The FCC will publish in the Federal Register Thursday its specific parameters and procedures for implementing the Mobility Fund Phase II challenge process. The document lays out the steps the FCC will use “to establish a map of areas presumptively eligible for MF-II support from the newly collected, standardized 4G Long Term Evolution coverage data and proposes specific parameters for the data that challengers and respondents will submit as part of the challenge process, as well as a process for validating challenges,” the notice said. The challenge window opens Thursday and will remain open through Aug. 27. AT&T said Wednesday the FCC laid out challenge rules that are “clear-cut and manageable” and it’s time to get the process started. “Predictably, many of the same carriers who have long criticized the FCC data collection methods have criticized the MF-II maps as well,” said Mary Henze, AT&T assistant vice president-federal regulatory. “The FCC has collected new data to generate an up-to-date LTE coverage map designed specifically to meet its USF goals and created a hands-on way to crowdsource more granular data through a comprehensive challenge process to make the map even better.”

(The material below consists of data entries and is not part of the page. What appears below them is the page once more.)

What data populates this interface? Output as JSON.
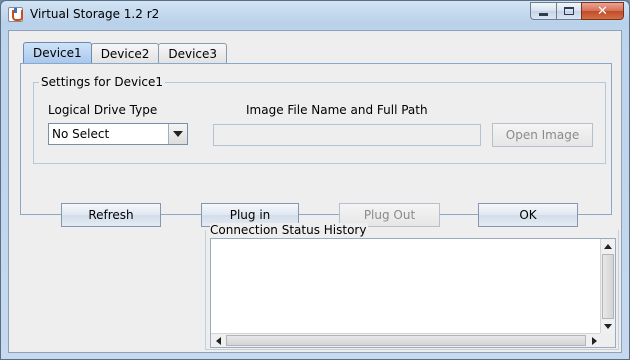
{
  "window": {
    "title": "Virtual Storage 1.2 r2",
    "close_glyph": "✕"
  },
  "tabs": [
    {
      "label": "Device1",
      "active": true
    },
    {
      "label": "Device2",
      "active": false
    },
    {
      "label": "Device3",
      "active": false
    }
  ],
  "settings": {
    "group_title": "Settings for Device1",
    "drive_type_label": "Logical Drive Type",
    "drive_type_value": "No Select",
    "image_path_label": "Image File Name and Full Path",
    "image_path_value": "",
    "open_image_label": "Open Image"
  },
  "actions": {
    "refresh": "Refresh",
    "plug_in": "Plug in",
    "plug_out": "Plug Out",
    "ok": "OK"
  },
  "history": {
    "title": "Connection Status History",
    "text": ""
  },
  "icons": {
    "app": "java-coffee-cup-icon",
    "minimize": "minimize-icon",
    "maximize": "maximize-icon",
    "close": "close-icon",
    "dropdown": "chevron-down-icon"
  },
  "colors": {
    "active_tab": "#b7d3f2",
    "close_button": "#c94a2c",
    "panel_bg": "#eeeeee"
  }
}
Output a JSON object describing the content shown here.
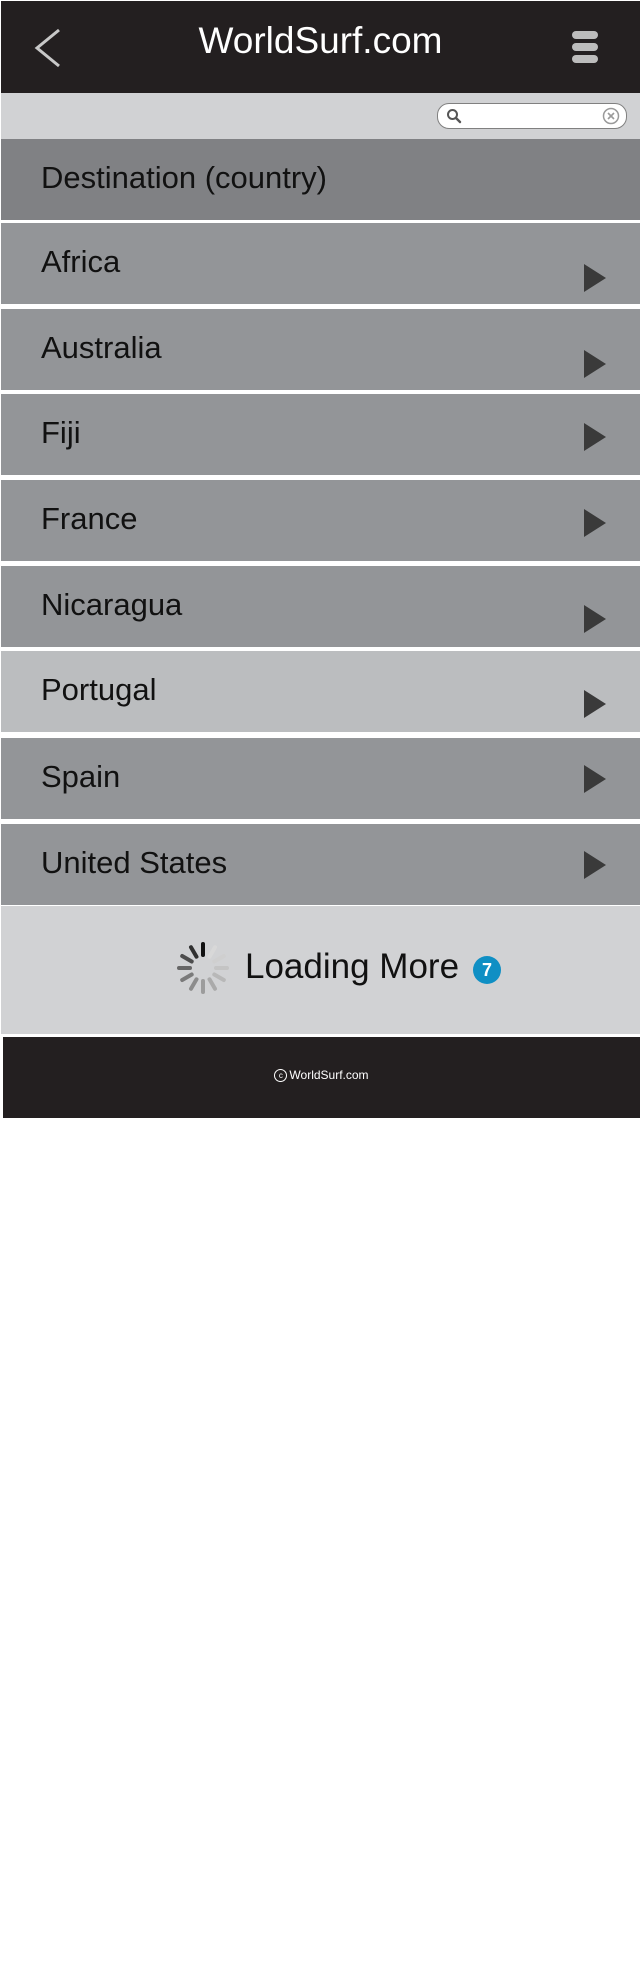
{
  "header": {
    "title": "WorldSurf.com",
    "back_icon": "chevron-left-icon",
    "menu_icon": "hamburger-menu-icon"
  },
  "search": {
    "value": "",
    "placeholder": "",
    "search_icon": "magnifier-icon",
    "clear_icon": "clear-x-icon"
  },
  "list": {
    "header_label": "Destination (country)",
    "items": [
      {
        "label": "Africa"
      },
      {
        "label": "Australia"
      },
      {
        "label": "Fiji"
      },
      {
        "label": "France"
      },
      {
        "label": "Nicaragua"
      },
      {
        "label": "Portugal",
        "selected": true
      },
      {
        "label": "Spain"
      },
      {
        "label": "United States"
      }
    ],
    "arrow_icon": "play-triangle-icon"
  },
  "loading": {
    "label": "Loading More",
    "count": "7",
    "spinner_icon": "spinner-icon"
  },
  "footer": {
    "text": "WorldSurf.com",
    "copyright_symbol": "c"
  },
  "colors": {
    "bar_dark": "#231f20",
    "list_header": "#808184",
    "row": "#939598",
    "row_selected": "#bbbdbf",
    "light_bar": "#d1d2d4",
    "badge": "#0f8fc4"
  }
}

A draft NPRM on rules potentially barring the use of the USF to buy equipment or services from companies that “pose a national security threat” to U.S. communications networks or the communications supply chain wouldn’t necessarily mean a blanket ban. Smaller wireless carriers said they must buy equipment from Chinese providers Huawei and ZTE and don’t have good alternatives (see 1803260037). “One bright-line approach would be to prohibit use of USF funds on any purchases whatsoever from companies that have been identified as raising national security risks,” the FCC says in the draft. “Would such a rule be most appropriate here? Another approach would be to limit the scope of the proposed rule to equipment and services that relate to the management of a network, data about the management of a network, or any system the compromise or failure of which could disrupt the confidentiality, availability, or integrity of a network.” The FCC asks about a phased-in schedule for the ban and whether an effective date should be later for smaller USF recipients. The FCC also asks about potential waivers. “Should we establish a separate process from our general waiver provision for waivers of our proposed rule?” it asks. “If we provide such a waiver process, how should it function? Should we require a higher standard than good cause for granting waivers, such as ‘extraordinary circumstances?’”

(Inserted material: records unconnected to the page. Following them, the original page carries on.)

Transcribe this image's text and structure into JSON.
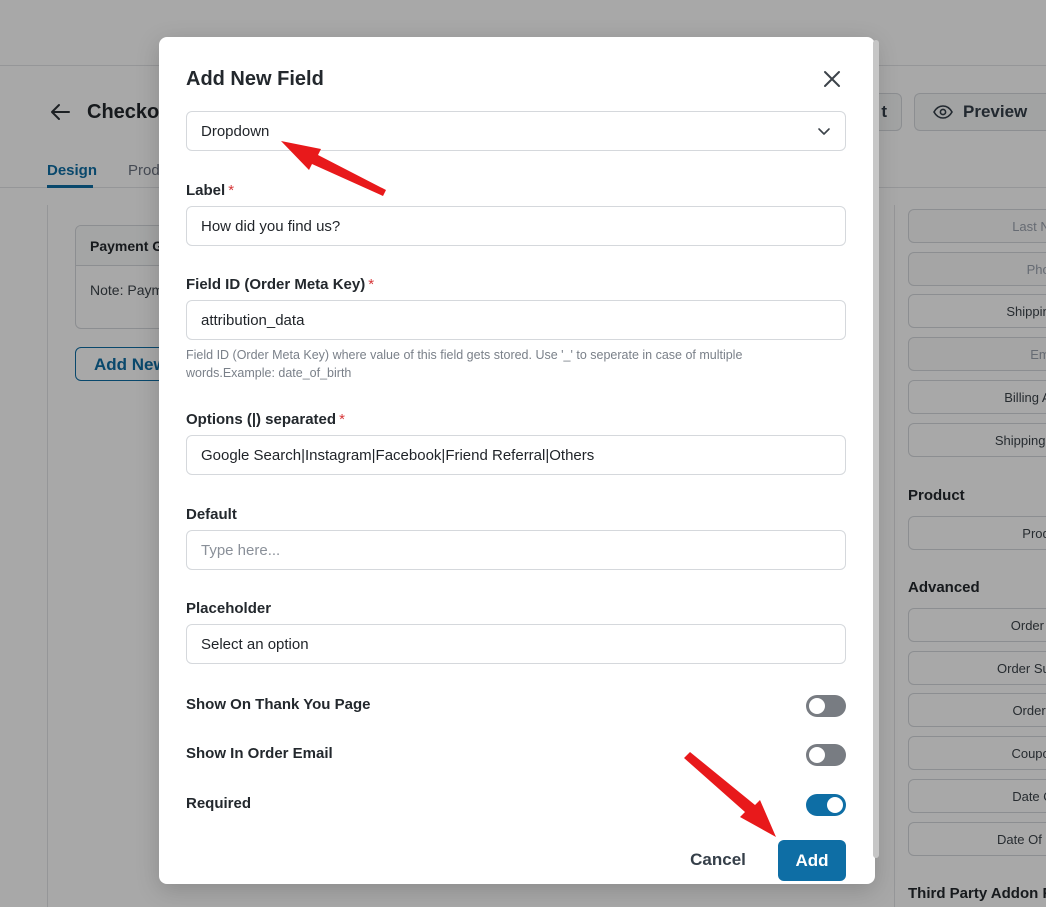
{
  "background": {
    "page_title": "Checkout",
    "buttons": {
      "partial_label": "t",
      "preview_label": "Preview"
    },
    "tabs": [
      {
        "label": "Design",
        "active": true
      },
      {
        "label": "Prod",
        "active": false
      }
    ],
    "card": {
      "header": "Payment G",
      "body": "Note: Paym"
    },
    "add_new_label": "Add New",
    "sidebar": {
      "items_top": [
        "Last Na",
        "Phon",
        "Shipping",
        "Ema",
        "Billing Ac",
        "Shipping A"
      ],
      "product_heading": "Product",
      "product_items": [
        "Produ"
      ],
      "advanced_heading": "Advanced",
      "advanced_items": [
        "Order N",
        "Order Sun",
        "Order T",
        "Coupon",
        "Date Of",
        "Date Of Bi"
      ],
      "third_party_heading": "Third Party Addon Fi"
    }
  },
  "modal": {
    "title": "Add New Field",
    "field_type": {
      "selected": "Dropdown"
    },
    "label_field": {
      "label": "Label",
      "required_mark": "*",
      "value": "How did you find us?"
    },
    "field_id": {
      "label": "Field ID (Order Meta Key)",
      "required_mark": "*",
      "value": "attribution_data",
      "help": "Field ID (Order Meta Key) where value of this field gets stored. Use '_' to seperate in case of multiple words.Example: date_of_birth"
    },
    "options": {
      "label": "Options (|) separated",
      "required_mark": "*",
      "value": "Google Search|Instagram|Facebook|Friend Referral|Others"
    },
    "default_field": {
      "label": "Default",
      "placeholder": "Type here..."
    },
    "placeholder_field": {
      "label": "Placeholder",
      "value": "Select an option"
    },
    "toggles": [
      {
        "label": "Show On Thank You Page",
        "on": false
      },
      {
        "label": "Show In Order Email",
        "on": false
      },
      {
        "label": "Required",
        "on": true
      }
    ],
    "cancel_label": "Cancel",
    "add_label": "Add"
  },
  "colors": {
    "accent": "#0e6ea5",
    "required": "#d63638",
    "annotation_arrow": "#e8191b"
  }
}
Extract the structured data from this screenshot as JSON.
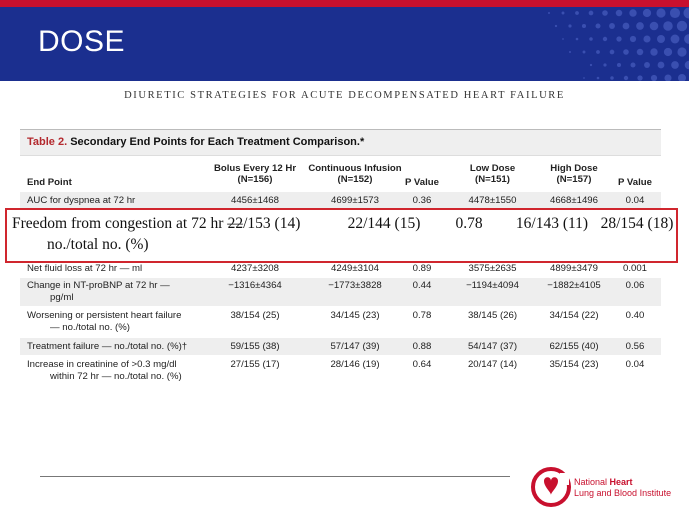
{
  "slide_title": "DOSE",
  "journal_header": "DIURETIC STRATEGIES FOR ACUTE DECOMPENSATED HEART FAILURE",
  "table": {
    "caption_num": "Table 2.",
    "caption_text": "Secondary End Points for Each Treatment Comparison.*",
    "headers": {
      "end_point": "End Point",
      "bolus_1": "Bolus Every 12 Hr",
      "bolus_2": "(N=156)",
      "cont_1": "Continuous Infusion",
      "cont_2": "(N=152)",
      "p1": "P Value",
      "low_1": "Low Dose",
      "low_2": "(N=151)",
      "high_1": "High Dose",
      "high_2": "(N=157)",
      "p2": "P Value"
    },
    "rows": [
      {
        "label1": "AUC for dyspnea at 72 hr",
        "label2": "",
        "bolus": "4456±1468",
        "cont": "4699±1573",
        "p1": "0.36",
        "low": "4478±1550",
        "high": "4668±1496",
        "p2": "0.04"
      },
      {
        "label1": "Net fluid loss at 72 hr — ml",
        "label2": "",
        "bolus": "4237±3208",
        "cont": "4249±3104",
        "p1": "0.89",
        "low": "3575±2635",
        "high": "4899±3479",
        "p2": "0.001"
      },
      {
        "label1": "Change in NT-proBNP at 72 hr —",
        "label2": "pg/ml",
        "bolus": "−1316±4364",
        "cont": "−1773±3828",
        "p1": "0.44",
        "low": "−1194±4094",
        "high": "−1882±4105",
        "p2": "0.06"
      },
      {
        "label1": "Worsening or persistent heart failure",
        "label2": "— no./total no. (%)",
        "bolus": "38/154 (25)",
        "cont": "34/145 (23)",
        "p1": "0.78",
        "low": "38/145 (26)",
        "high": "34/154 (22)",
        "p2": "0.40"
      },
      {
        "label1": "Treatment failure — no./total no. (%)†",
        "label2": "",
        "bolus": "59/155 (38)",
        "cont": "57/147 (39)",
        "p1": "0.88",
        "low": "54/147 (37)",
        "high": "62/155 (40)",
        "p2": "0.56"
      },
      {
        "label1": "Increase in creatinine of >0.3 mg/dl",
        "label2": "within 72 hr — no./total no. (%)",
        "bolus": "27/155 (17)",
        "cont": "28/146 (19)",
        "p1": "0.64",
        "low": "20/147 (14)",
        "high": "35/154 (23)",
        "p2": "0.04"
      }
    ]
  },
  "highlight": {
    "label1": "Freedom from congestion at 72 hr —",
    "label2": "no./total no. (%)",
    "bolus": "22/153 (14)",
    "cont": "22/144 (15)",
    "p1": "0.78",
    "low": "16/143 (11)",
    "high": "28/154 (18)"
  },
  "logo": {
    "line1": "National",
    "line1b": "Heart",
    "line2": "Lung and Blood",
    "line2b": "Institute"
  },
  "colors": {
    "header_blue": "#1b2f8f",
    "accent_red": "#c8102e",
    "highlight_border": "#d0262e"
  }
}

An FCC rural call completion order and Further NPRM draft seek new ways to solve problems with long-distance calls to rural areas, which often aren't connected or are dropped. The draft item in docket 13-39 would shift from "covered provider" data reporting and related requirements to relying on monitoring of "intermediate carrier" performance, and seek to implement a new rural calling law. Another draft NPRM in docket 17-144 would offer business data service (BDS) "incentive regulation" to rural telcos receiving model-based Connect America Fund USF subsidy report. Both items were put on the April 17 commissioners' meeting tentative agenda announced Monday and released Tuesday (see 1803260028 and 1803270052).